Pierwsza litera greckiego alfabetu sugeruje początek czegoś nowego i faktycznie zaczyna się tu inny poziom wtajemniczenia w świat poważnych rieslingów. Wino w zastrzeżonej dla najlepszych trunków z Rheingau, tradycyjnie „fletowo” wysmukłej butelce z ciemnozielonego, ryflowanego szkła. Zdecydowanie ciężkie i treściwe wino. W strukturze aromatycznej jest mineralne, ziemiste, posiada nawet akcenty przypraw korzennych. Stopniowo uwalnia owocowość. Przy swoim ciężarze ma kapitalnie orzeźwiającą kwasowość na podniebieniu. Będzie się rozwijać przez kilka lat od rocznika zbiorów. Do eleganckich dań rybnych.
Mam z tym winem problem. Skończył się czas bezalkoholowego przecież postu, nadeszła Wielkanoc i wiosna, choć w czasie zarazy. Otwieram więc wino białe, aby cieszyć się coraz wyższymi temperaturami. Na ekranie laptopa siedzący w BARaWINO Marcin Zatorski przekonuje widzów, iż zakrętki są lepsze niż korki, więc i ja sięgam do „piwniczki” i dobywam z niego wino zakręcane. W czasach gdy jeszcze mogliśmy się spotykać na kursie Podstawowej Wiedzy Winiarskiej podane zostało przez Marcina to właśnie wino, stąd skojarzenia jeszcze mocniej pozytywne. Cudowny, lekko mineralny zapach zwiastuje jednak że dalej będzie pod górę. No i jest. Ostry i kwaśny smak. Jakkolwiek nie byłby to poprawny riesling, tak jednak kwas wszystko zabija…

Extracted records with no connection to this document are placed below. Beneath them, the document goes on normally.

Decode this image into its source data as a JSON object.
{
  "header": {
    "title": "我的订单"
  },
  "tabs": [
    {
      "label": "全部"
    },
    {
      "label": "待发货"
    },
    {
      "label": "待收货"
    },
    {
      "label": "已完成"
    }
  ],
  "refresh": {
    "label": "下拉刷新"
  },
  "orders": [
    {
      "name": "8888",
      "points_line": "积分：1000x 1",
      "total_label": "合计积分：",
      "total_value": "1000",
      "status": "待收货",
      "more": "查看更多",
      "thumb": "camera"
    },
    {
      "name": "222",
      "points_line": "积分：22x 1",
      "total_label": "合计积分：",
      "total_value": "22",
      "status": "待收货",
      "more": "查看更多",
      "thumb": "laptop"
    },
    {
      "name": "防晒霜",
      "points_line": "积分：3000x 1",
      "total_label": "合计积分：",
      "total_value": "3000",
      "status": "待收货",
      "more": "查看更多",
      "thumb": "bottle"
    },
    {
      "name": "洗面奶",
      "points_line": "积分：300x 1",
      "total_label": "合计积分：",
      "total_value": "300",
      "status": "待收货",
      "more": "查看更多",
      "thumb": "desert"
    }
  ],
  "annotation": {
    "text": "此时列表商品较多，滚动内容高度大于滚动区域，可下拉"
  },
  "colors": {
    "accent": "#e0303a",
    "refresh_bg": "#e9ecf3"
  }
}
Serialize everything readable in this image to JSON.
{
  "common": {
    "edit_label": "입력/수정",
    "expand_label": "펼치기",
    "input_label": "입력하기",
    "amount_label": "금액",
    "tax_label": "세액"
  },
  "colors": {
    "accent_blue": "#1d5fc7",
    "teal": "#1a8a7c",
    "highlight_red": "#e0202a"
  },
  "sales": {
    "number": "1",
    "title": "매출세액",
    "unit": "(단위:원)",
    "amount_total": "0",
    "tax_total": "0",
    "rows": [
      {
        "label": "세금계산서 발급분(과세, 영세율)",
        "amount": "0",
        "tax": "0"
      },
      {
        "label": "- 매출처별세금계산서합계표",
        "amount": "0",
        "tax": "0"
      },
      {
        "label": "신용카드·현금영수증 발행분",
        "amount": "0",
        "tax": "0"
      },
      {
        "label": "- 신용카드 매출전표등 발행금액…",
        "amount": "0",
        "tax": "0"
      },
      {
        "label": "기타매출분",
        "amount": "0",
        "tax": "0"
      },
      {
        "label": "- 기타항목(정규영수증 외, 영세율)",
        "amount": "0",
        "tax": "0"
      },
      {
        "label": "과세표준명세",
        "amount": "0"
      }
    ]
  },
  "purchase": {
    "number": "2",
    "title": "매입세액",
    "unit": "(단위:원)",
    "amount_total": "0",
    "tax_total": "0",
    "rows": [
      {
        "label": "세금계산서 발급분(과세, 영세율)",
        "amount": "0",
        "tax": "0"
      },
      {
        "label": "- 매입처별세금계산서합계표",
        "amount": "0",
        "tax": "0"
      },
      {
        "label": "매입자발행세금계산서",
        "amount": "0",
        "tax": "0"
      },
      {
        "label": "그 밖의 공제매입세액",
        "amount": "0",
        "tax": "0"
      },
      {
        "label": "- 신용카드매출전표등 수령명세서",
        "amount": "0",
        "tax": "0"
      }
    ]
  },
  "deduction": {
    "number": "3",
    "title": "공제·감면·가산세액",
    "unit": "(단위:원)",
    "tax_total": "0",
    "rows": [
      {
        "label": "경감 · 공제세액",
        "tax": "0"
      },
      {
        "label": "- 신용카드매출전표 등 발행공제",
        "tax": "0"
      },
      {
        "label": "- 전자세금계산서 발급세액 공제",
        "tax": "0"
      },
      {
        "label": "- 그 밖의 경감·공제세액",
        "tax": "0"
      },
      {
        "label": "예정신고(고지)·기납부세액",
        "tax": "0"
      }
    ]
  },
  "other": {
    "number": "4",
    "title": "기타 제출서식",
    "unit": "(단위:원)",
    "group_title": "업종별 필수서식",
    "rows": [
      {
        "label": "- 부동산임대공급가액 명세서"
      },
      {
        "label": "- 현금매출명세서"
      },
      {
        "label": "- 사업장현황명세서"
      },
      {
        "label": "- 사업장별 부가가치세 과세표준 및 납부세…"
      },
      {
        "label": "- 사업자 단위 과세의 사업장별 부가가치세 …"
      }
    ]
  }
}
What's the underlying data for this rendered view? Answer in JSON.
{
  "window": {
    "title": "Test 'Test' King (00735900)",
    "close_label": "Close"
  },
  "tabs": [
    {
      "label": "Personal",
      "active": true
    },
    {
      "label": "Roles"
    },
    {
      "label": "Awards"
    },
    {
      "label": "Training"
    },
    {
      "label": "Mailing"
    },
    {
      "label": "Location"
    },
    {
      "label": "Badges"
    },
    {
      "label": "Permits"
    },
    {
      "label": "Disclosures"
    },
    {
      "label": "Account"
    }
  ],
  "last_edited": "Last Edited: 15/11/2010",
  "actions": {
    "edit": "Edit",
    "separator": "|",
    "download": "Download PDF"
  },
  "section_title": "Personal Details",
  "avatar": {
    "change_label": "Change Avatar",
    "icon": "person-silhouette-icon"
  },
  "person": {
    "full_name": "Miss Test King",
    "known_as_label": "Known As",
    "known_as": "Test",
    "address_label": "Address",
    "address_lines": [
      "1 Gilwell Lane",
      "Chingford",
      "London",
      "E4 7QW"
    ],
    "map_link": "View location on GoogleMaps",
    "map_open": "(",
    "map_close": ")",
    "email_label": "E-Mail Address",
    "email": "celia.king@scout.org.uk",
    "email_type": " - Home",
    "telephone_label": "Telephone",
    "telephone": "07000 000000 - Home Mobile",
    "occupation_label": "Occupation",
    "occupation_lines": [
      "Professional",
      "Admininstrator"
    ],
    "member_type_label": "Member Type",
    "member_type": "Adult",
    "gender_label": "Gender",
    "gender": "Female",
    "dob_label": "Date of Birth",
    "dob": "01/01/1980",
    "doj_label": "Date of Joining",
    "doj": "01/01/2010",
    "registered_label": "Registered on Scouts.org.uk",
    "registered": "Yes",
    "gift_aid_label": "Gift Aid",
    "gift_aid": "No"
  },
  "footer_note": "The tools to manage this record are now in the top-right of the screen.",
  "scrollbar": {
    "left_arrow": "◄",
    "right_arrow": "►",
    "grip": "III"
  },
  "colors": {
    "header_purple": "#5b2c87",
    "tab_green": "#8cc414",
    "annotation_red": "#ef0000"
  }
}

Jak zachwyca, kiedy nie zachwyca? Przywołuję „Ferdydurke” bo czuję się teraz jak Gałkiewicz podczas lektury Słowackiego. Wszystko jest wspaniale, wino jest wspaniałe – ale nie zachwyca. Dlaczego nie zachwyca? Opis okoliczności degustacji nie jest przypadkowy. Smak i gust także zmienia się z czasem, jak również wyrabia się od degustacji. Gust winny może jak najbardziej „spowszechnieć” – i wtedy tegoż właśnie wina pić nie należy. Nie jest to więc wino dla debiutantów. Sorry, lepiej kupić coś mniej wytrawnego. Alfa to wino dla tych, którym zbrzydły wina łatwe.

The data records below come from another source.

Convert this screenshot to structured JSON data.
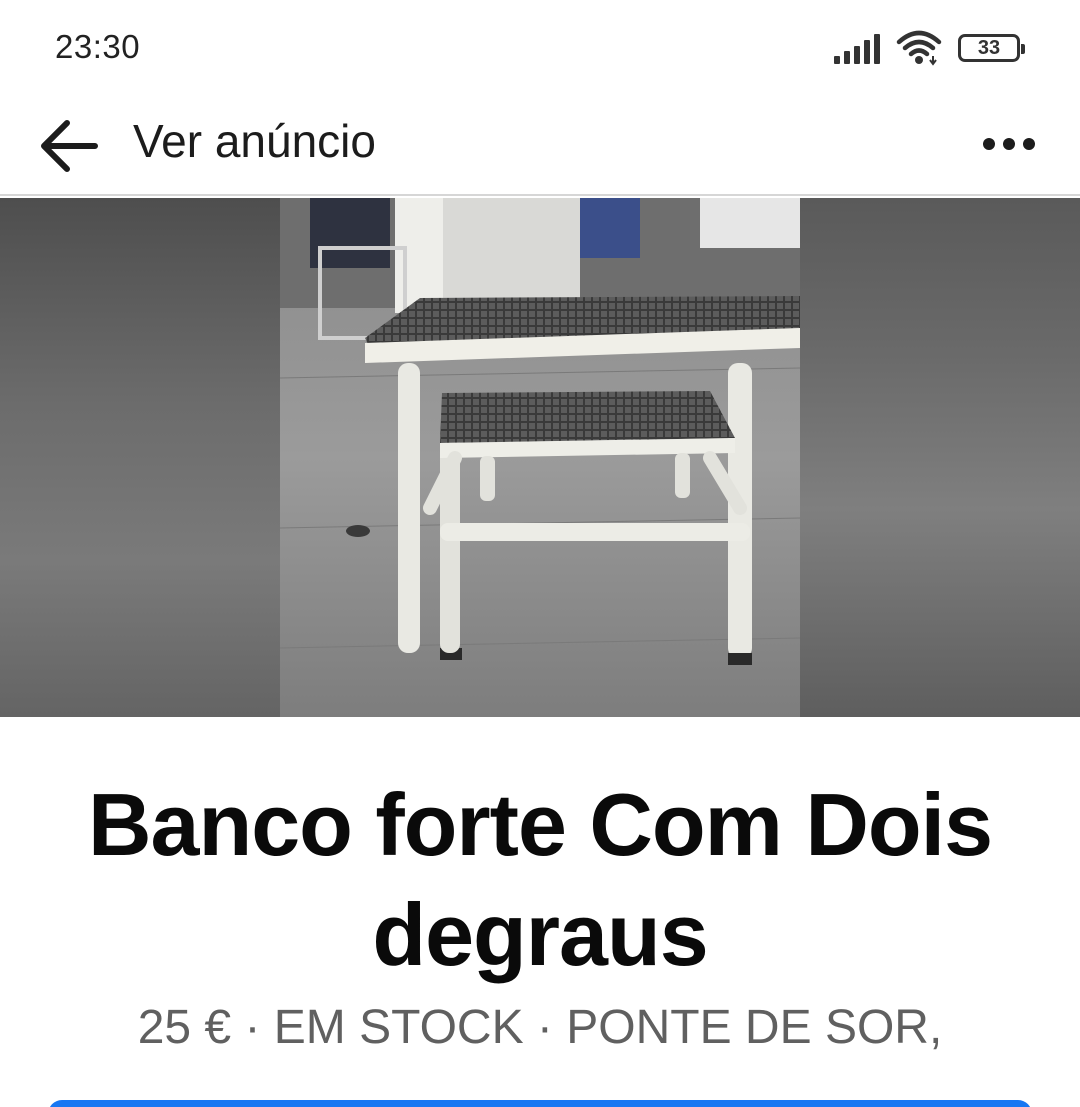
{
  "status_bar": {
    "time": "23:30",
    "battery": "33",
    "icons": [
      "signal-icon",
      "wifi-icon",
      "battery-icon"
    ]
  },
  "header": {
    "back_icon": "back-arrow-icon",
    "title": "Ver anúncio",
    "more_icon": "more-options-icon"
  },
  "listing": {
    "title": "Banco forte Com Dois degraus",
    "meta": "25 € · EM STOCK · PONTE DE SOR,",
    "photo_subject": "two-step-stool-photo"
  },
  "colors": {
    "accent": "#1877f2",
    "meta_text": "#606060",
    "divider": "#d6d6d6"
  }
}
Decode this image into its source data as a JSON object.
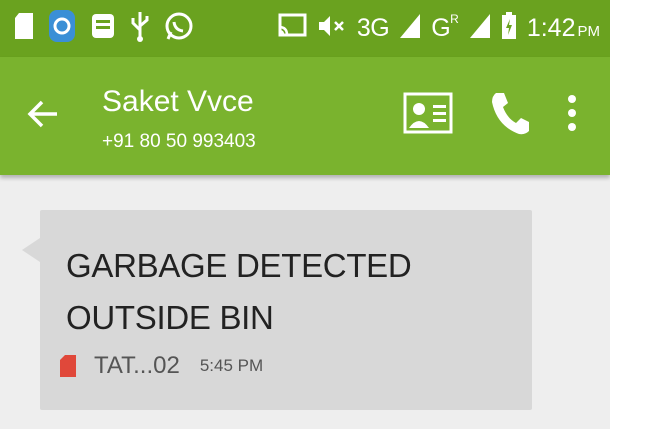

Na koniec dodam, iż mój gastronomiczny sufler podpowiada mi, iż to wino może być zawodnikiem wagi ciężkiej, jeśli chodzi o dopasowanie go do potraw. Niekoniecznie pasować będzie do krwistego steka, ale spokojnie poradzi sobie z drobiem czy miękką cielęciną. Na ryby ani do kuchni wegetariańskiej bym go jednak nie wysyłał – przeciwnik musi być godny.
Dziękujemy za komentarz. Faktycznie „zawodnik” jest wagi ciężkiej. Wino na pewno nie należy do najłatwiejszych w odbiorze.
Wyśmienitę na tę porę roku
Bardzo dobre wino. Polecam super !!!
Październik sprawił pogodową niespodziankę (24 °C). Ciepło, słonecznie, aura idealna
na orzeźwiającego Rieslinga.
W nosie kredowo – mineralne z wyczuwalną nutą nafty. W tle kraina cytrusów i słodycz owoców późnego zbioru. Usta – genialna kwasowość z odrobiną drapieżnej, balansującej słodyczy. Mocno skoncentrowane, wręcz oleiste. Do tego dochodzi subtelne, pyszne, kwaśne jabłko i wspomniana igraszka naftowa. Długo pozostająca świeżość świadczy o klasie wina. Piękne.
Już kiedyś pisałem, że dla mnie do punkt odniesienia dla wszysztkich Rieslingów. Po kolejnej butelce podtrzymuję tą opinię.
Rewelacja, poczynając od pięknej butelki, bo świetne doznania smakowe!